Toutefois, ce cas particulier des Larère soulève aussi la question du maintien ou non de l’obligation vaccinale en France. Le Haut Conseil de santé publique (HCSP) estime qu’un « débat mérite d’être organisé par le gouvernement à ce sujet ». Parmi les pays industrialisés, seuls la France, l’Italie et quelques pays d’Europe de l’Est conservent des vaccinations obligatoires. « Malgré l’absence d’obligation dans la majorité des pays européens, les taux de couverture vaccinale y dépassent les 90 %, ce qui représente un bon niveau de protection », souligne le HCSP. Le Haut Conseil regrette aussi que le double régime de la vaccination en France - certaines obligatoires et d’autres recommandées - soit source d’incompréhension pour les Français : 53 % considèrent que les vaccins recommandés sont moins importants que les vaccins obligatoires, selon une enquête de l’INPES. Alors que des vaccins recommandés, comme celui contre l’hépatite B ou le cancer du col, offrent une protection contre des maladies qui font des centaines de morts chaque année : 1 300 morts par cirrhose et cancer du foie suite à une hépatite B, 1 000 décès par cancer du col de l’utérus, dont 80 % sont provoqués par un papillomavirus. Cependant, les autorités hésitent à supprimer la notion de vaccination obligatoire, de crainte de voir chuter le taux de couverture vaccinale, notamment de la vaccination DTP : « Dans l’hypothèse d’une suspension de l’obligation vaccinale contre le DTP, 23,3 % des Français s’interrogeraient sur le bien fondé d’administrer ces vaccins », rapporte l’enquête Nicolle.
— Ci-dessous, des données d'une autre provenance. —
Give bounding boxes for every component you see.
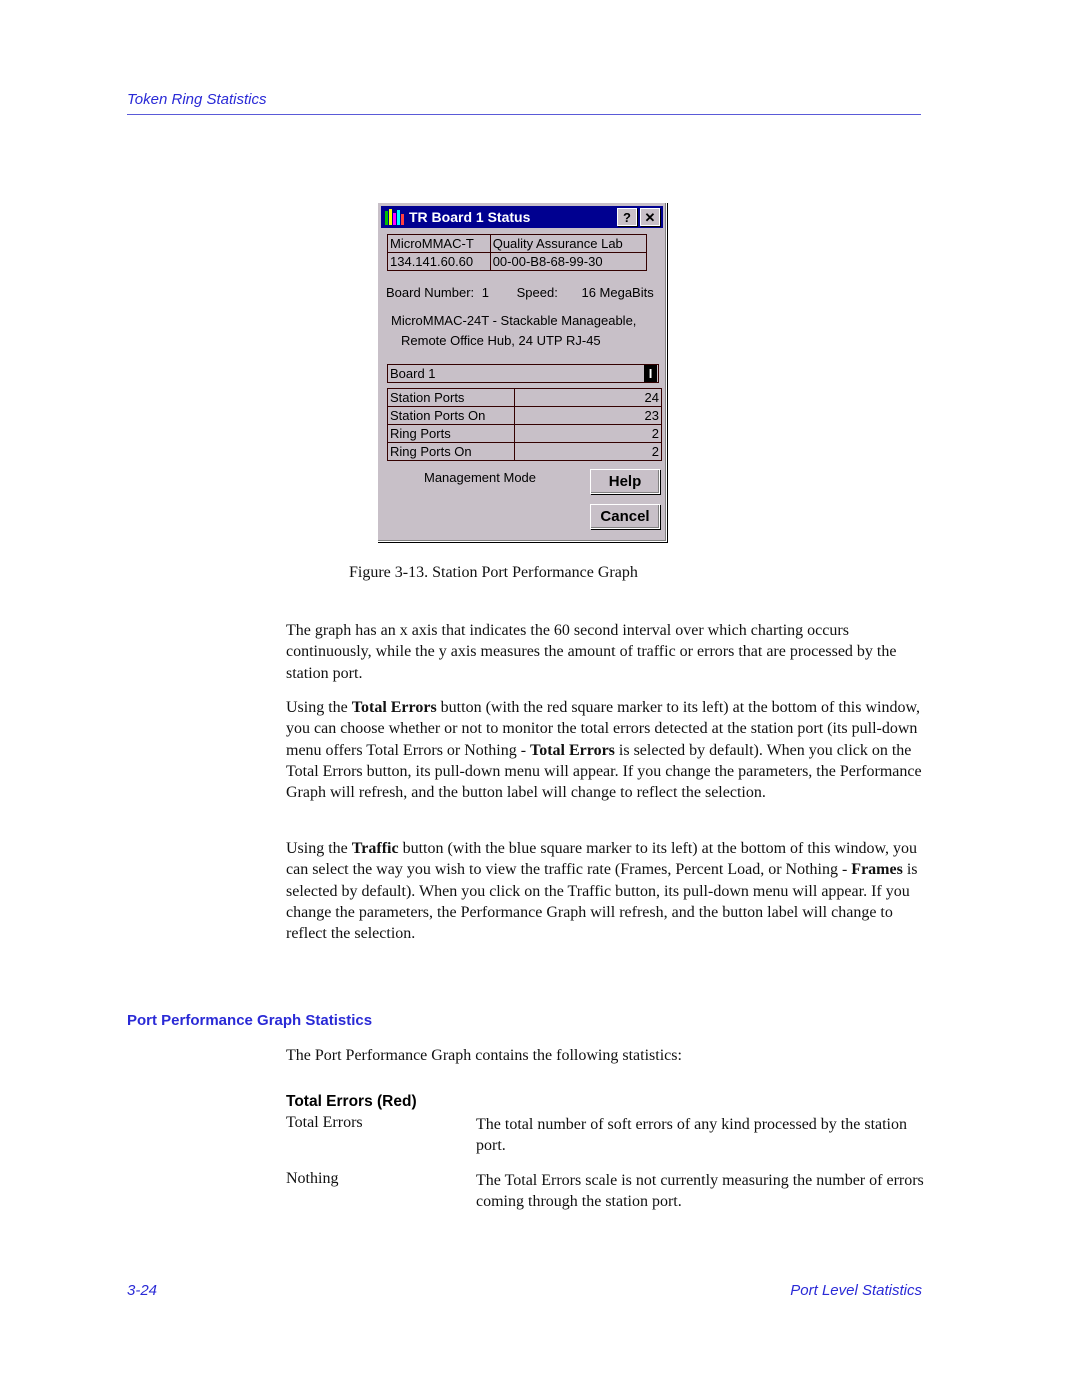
running-header-title: Token Ring Statistics: [127, 91, 267, 108]
figure-caption: Figure 3-13. Station Port Performance Gr…: [349, 564, 638, 581]
help-button[interactable]: Help: [590, 469, 660, 494]
app-icon: [383, 207, 405, 227]
device-name: MicroMMAC-T: [387, 234, 491, 253]
board-description-line2: Remote Office Hub, 24 UTP RJ-45: [401, 333, 601, 348]
bold-term: Frames: [851, 861, 903, 879]
paragraph-graph-axes: The graph has an x axis that indicates t…: [286, 622, 897, 682]
stat-value: 23: [514, 406, 662, 425]
table-row: Station Ports On 23: [387, 406, 662, 425]
text: Using the: [286, 840, 352, 857]
subsection-heading: Total Errors (Red): [286, 1093, 417, 1110]
paragraph-traffic-button: Using the Traffic button (with the blue …: [286, 838, 926, 944]
speed-value: 16 MegaBits: [581, 285, 654, 300]
definition-term: Nothing: [286, 1170, 339, 1187]
stat-label: Ring Ports On: [387, 442, 515, 461]
text-cursor-icon: I: [644, 365, 657, 382]
device-info-grid: MicroMMAC-T Quality Assurance Lab 134.14…: [387, 234, 648, 271]
stat-value: 2: [514, 442, 662, 461]
board-number-label: Board Number:: [386, 285, 475, 300]
board-number-value: 1: [481, 285, 490, 300]
header-rule: [127, 114, 921, 115]
board-description-line1: MicroMMAC-24T - Stackable Manageable,: [391, 313, 637, 328]
paragraph-total-errors-button: Using the Total Errors button (with the …: [286, 697, 926, 803]
close-icon[interactable]: ✕: [640, 208, 660, 226]
text: Using the: [286, 699, 352, 716]
bold-term: Total Errors: [351, 699, 437, 716]
section-heading: Port Performance Graph Statistics: [127, 1012, 373, 1029]
mac-address: 00-00-B8-68-99-30: [489, 252, 648, 271]
stat-value: 2: [514, 424, 662, 443]
help-icon[interactable]: ?: [617, 208, 637, 226]
definition-term: Total Errors: [286, 1114, 363, 1131]
table-row: Station Ports 24: [387, 388, 662, 407]
stat-label: Station Ports: [387, 388, 515, 407]
dialog-titlebar[interactable]: TR Board 1 Status ? ✕: [381, 206, 663, 228]
ip-address: 134.141.60.60: [387, 252, 491, 271]
footer-chapter-title: Port Level Statistics: [790, 1282, 922, 1299]
stat-label: Ring Ports: [387, 424, 515, 443]
board-select-value: Board 1: [390, 366, 436, 381]
device-location: Quality Assurance Lab: [489, 234, 648, 253]
board-info-line: Board Number: 1 Speed: 16 MegaBits: [386, 285, 654, 300]
tr-board-status-dialog: TR Board 1 Status ? ✕ MicroMMAC-T Qualit…: [377, 202, 667, 542]
bold-term: Traffic: [351, 840, 399, 857]
dialog-title: TR Board 1 Status: [409, 209, 531, 225]
definition-description: The Total Errors scale is not currently …: [476, 1172, 924, 1211]
speed-label: Speed:: [516, 285, 558, 300]
port-stats-grid: Station Ports 24 Station Ports On 23 Rin…: [387, 388, 662, 461]
board-select-field[interactable]: Board 1 I: [387, 364, 659, 383]
bold-term: Total Errors: [530, 741, 615, 759]
table-row: Ring Ports On 2: [387, 442, 662, 461]
cancel-button[interactable]: Cancel: [590, 504, 660, 529]
stat-value: 24: [514, 388, 662, 407]
management-mode-label: Management Mode: [424, 470, 537, 485]
definition-description: The total number of soft errors of any k…: [476, 1116, 907, 1155]
page-number: 3-24: [127, 1282, 158, 1299]
section-intro: The Port Performance Graph contains the …: [286, 1047, 682, 1064]
table-row: Ring Ports 2: [387, 424, 662, 443]
stat-label: Station Ports On: [387, 406, 515, 425]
Si une telle mesure était décidée, elle devrait donc impérativement s’accompagner d’une communication appropriée auprès des médecins et du public, afin d’expliquer l’importance de la vaccination, et faire en sorte que les vaccinations recommandées ne soient pas perçues comme facultatives par la population.
Un pari risqué.
Surtout qu’un affaissement des vaccinations présenterait des risques non négligeables de voir réapparaître en France des maladies dont on se passerait bien. Un récent article publié dans la revue « Pediatrics » fait d’ailleurs écho d’une épidémie de rougeole qui a sévi dans une communauté sous-vaccinée du Minnesota, aux États-Unis. À partir d’un unique cas, 21 enfants ont contracté la maladie, dont 14 ont été hospitalisés. Et plus de 3 000 personnes - heureusement vaccinées - ont été exposées à la maladie. Autre exemple : la polio, qui a fait sa réapparition en 2013 en Syrie, pays dans lequel la couverture vaccinale a décliné fortement durant la guerre civile. S’il ne s’agit que d’exemples, ils montrent l’importance du maintien des vaccinations, avec des taux de couverture vaccinale suffisants pour atteindre une protection individuelle et communautaire. Ainsi, si la réflexion est légitime sur la révision du caractère obligatoire ou recommandé de la vaccination, celle-ci ne doit pas occulter les progrès remarquables que cette technique a permis dans l’histoire de l’infectiologie.